A CHARITY which aims to transform lives through shared reading said it is looking to greatly expand its activities after taking over Liverpool’s historic Calderstones Mansion House.
The Reader Organisation was chosen as the preferred bidder for the Grade II listed site in south Liverpool after the building was declared surplus to requirements by its city council owners.
The new premises will allow the charity to continue and also extend its work promoting the joys of literature, as well as working with some of the most vulnerable people in society to develop good mental health and increased wellbeing.
The organisation currently runs reading groups for those in drugs and alcohol recovery, children in care or excluded from school, and people suffering dementia and other age-related conditions.
The charity’s mission also extends to mainstream schools, libraries, community centres, and even supermarkets.
Following its selection as preferred bidder, The Reader will begin work with the council on transforming Calderstones Mansion House into an International Centre for Reading and Wellbeing.
This will see the building, as well as its extensive coach house and stable yard, being sympathetically restored and opened up for public use.
Facilities will include a bistro, facilities for conferences, events and training, a “new reader” library, and 20 high-quality en-suite study bedrooms and two self-contained holiday lets for local, national and international visitors.
There will also be space provided for a range of social and community enterprises, along with an annual Festival of Reading linked to Literary Liverpool tours.
Dr Jane Davis, founder and director of The Reader Organisation, said shared reading would remain at the core of the group’s activities.
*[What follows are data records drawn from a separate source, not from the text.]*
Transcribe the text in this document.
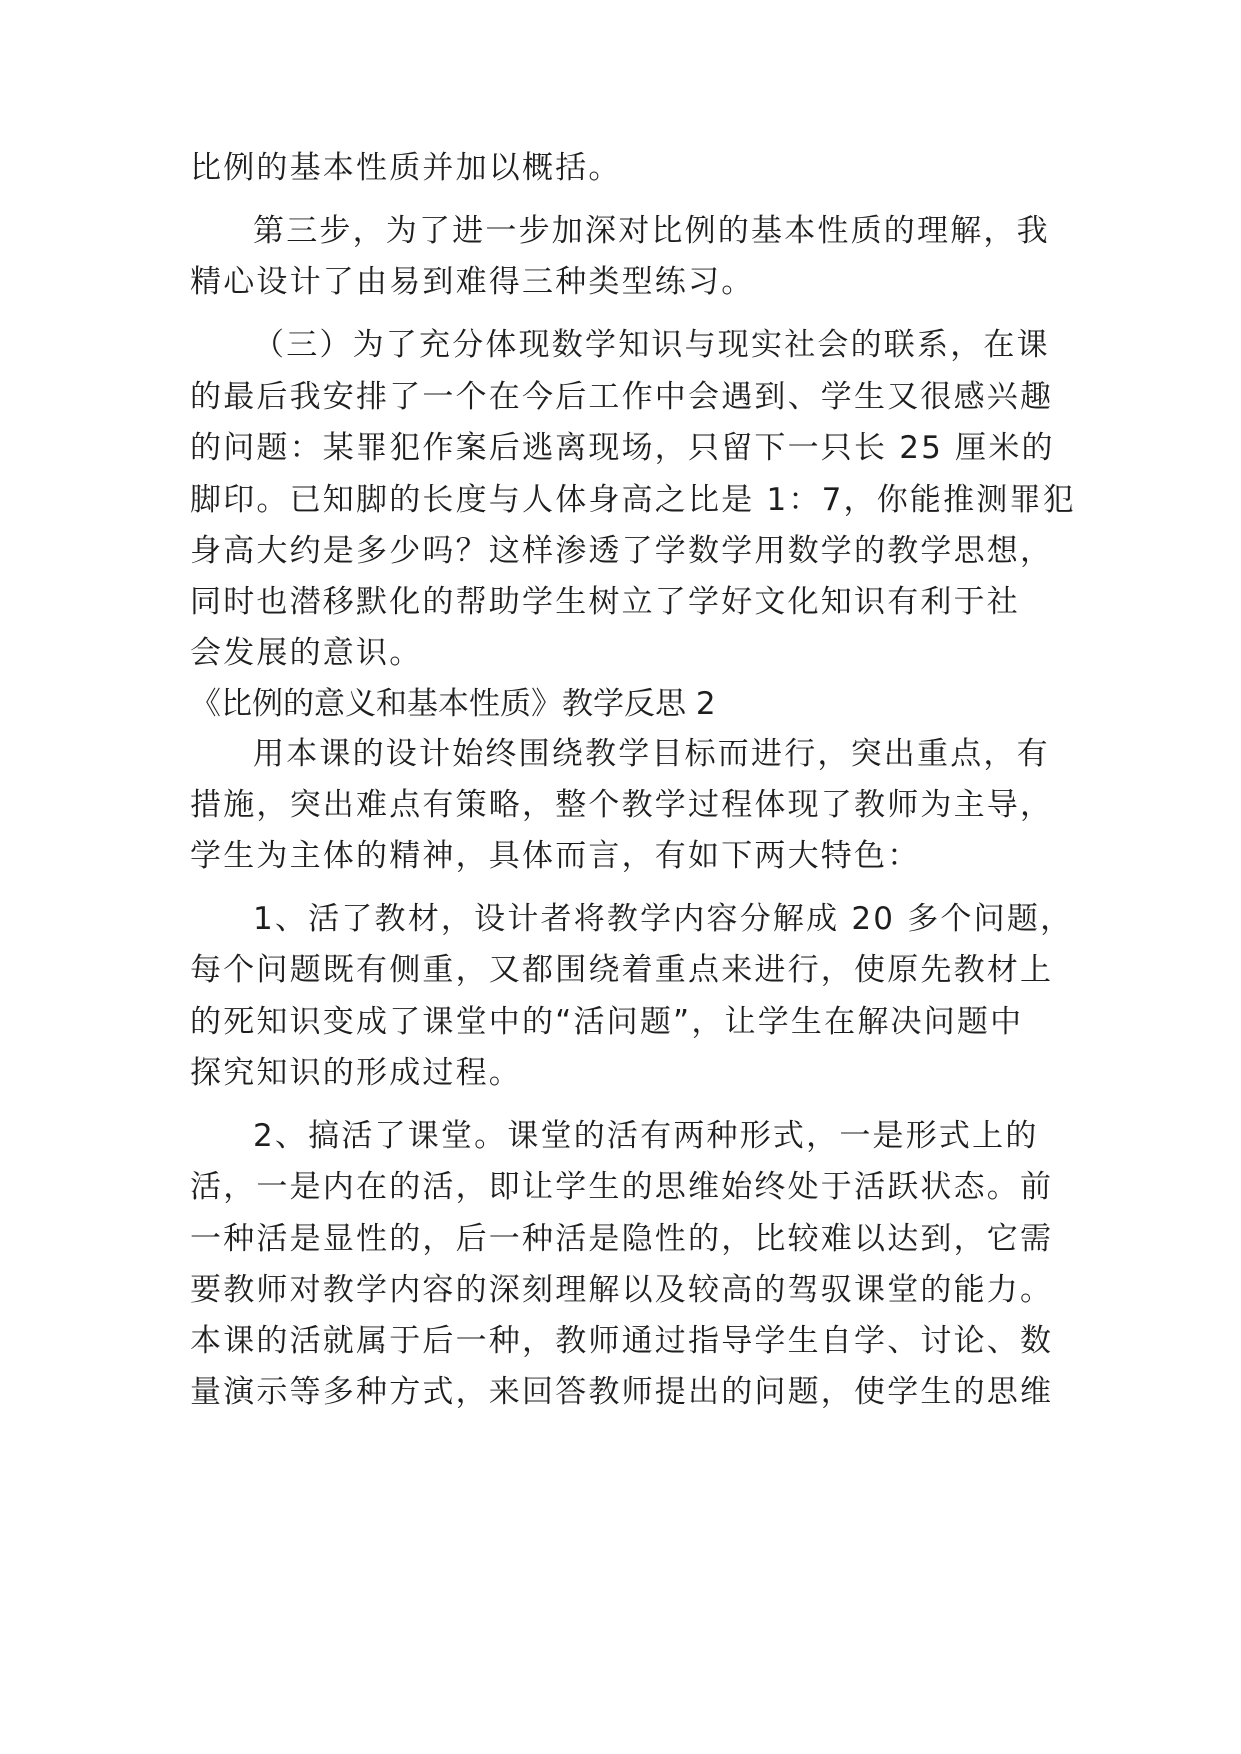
比例的基本性质并加以概括。

第三步，为了进一步加深对比例的基本性质的理解，我

精心设计了由易到难得三种类型练习。

（三）为了充分体现数学知识与现实社会的联系，在课

的最后我安排了一个在今后工作中会遇到、学生又很感兴趣

的问题：某罪犯作案后逃离现场，只留下一只长 25 厘米的

脚印。已知脚的长度与人体身高之比是 1：7，你能推测罪犯

身高大约是多少吗？这样渗透了学数学用数学的教学思想，

同时也潜移默化的帮助学生树立了学好文化知识有利于社

会发展的意识。

《比例的意义和基本性质》教学反思 2

用本课的设计始终围绕教学目标而进行，突出重点，有

措施，突出难点有策略，整个教学过程体现了教师为主导，

学生为主体的精神，具体而言，有如下两大特色：

1、活了教材，设计者将教学内容分解成 20 多个问题，

每个问题既有侧重，又都围绕着重点来进行，使原先教材上

的死知识变成了课堂中的“活问题”，让学生在解决问题中

探究知识的形成过程。

2、搞活了课堂。课堂的活有两种形式，一是形式上的

活，一是内在的活，即让学生的思维始终处于活跃状态。前

一种活是显性的，后一种活是隐性的，比较难以达到，它需

要教师对教学内容的深刻理解以及较高的驾驭课堂的能力。

本课的活就属于后一种，教师通过指导学生自学、讨论、数

量演示等多种方式，来回答教师提出的问题，使学生的思维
She added: “Having the mansion house as a base is going to allow us to do a lot more. The reading groups we run will continue, but at the same time we’ll be able to offer many more activities to people. We hope it’s going to be a way for us to show how different kinds of people who would never normally meet can connect with each other through sharing books.
“The model of reading now is that you do it on your own, but this is a relatively recent development. Before the 19th century and the onset of mass literacy, it involved a group of people coming together and reading aloud, so we have re-invented something which is very old.”
Dr Davis is herself a shining example of what can be achieved through reading.
After leaving school at the age of 16 with two GCSEs, she returned to full-time education as a young single mother and went on to gain a First Class degree, followed by a PhD, from the School of English at the University of Liverpool. She set up The Reader organisation after working for many years at the university’s department for continuing education, where she saw for herself the beneficial effects the reading aloud of great literature had on adults who had either never read a book before or had not picked one up since school.
Jane said: “I discovered by accident that adults like being read to as much as children do, because the reader partly acts out what they’re reading.
Her efforts were recognised with an MBE for services to reading in 2011.
Although Liverpool is and will remain its headquarters, the charity has expanded to the rest of the UK and now has a total of 70 full-time staff. This includes a community worker who goes out and about in Everton with a pink shopping trolley to try and get people in the area interested in reading.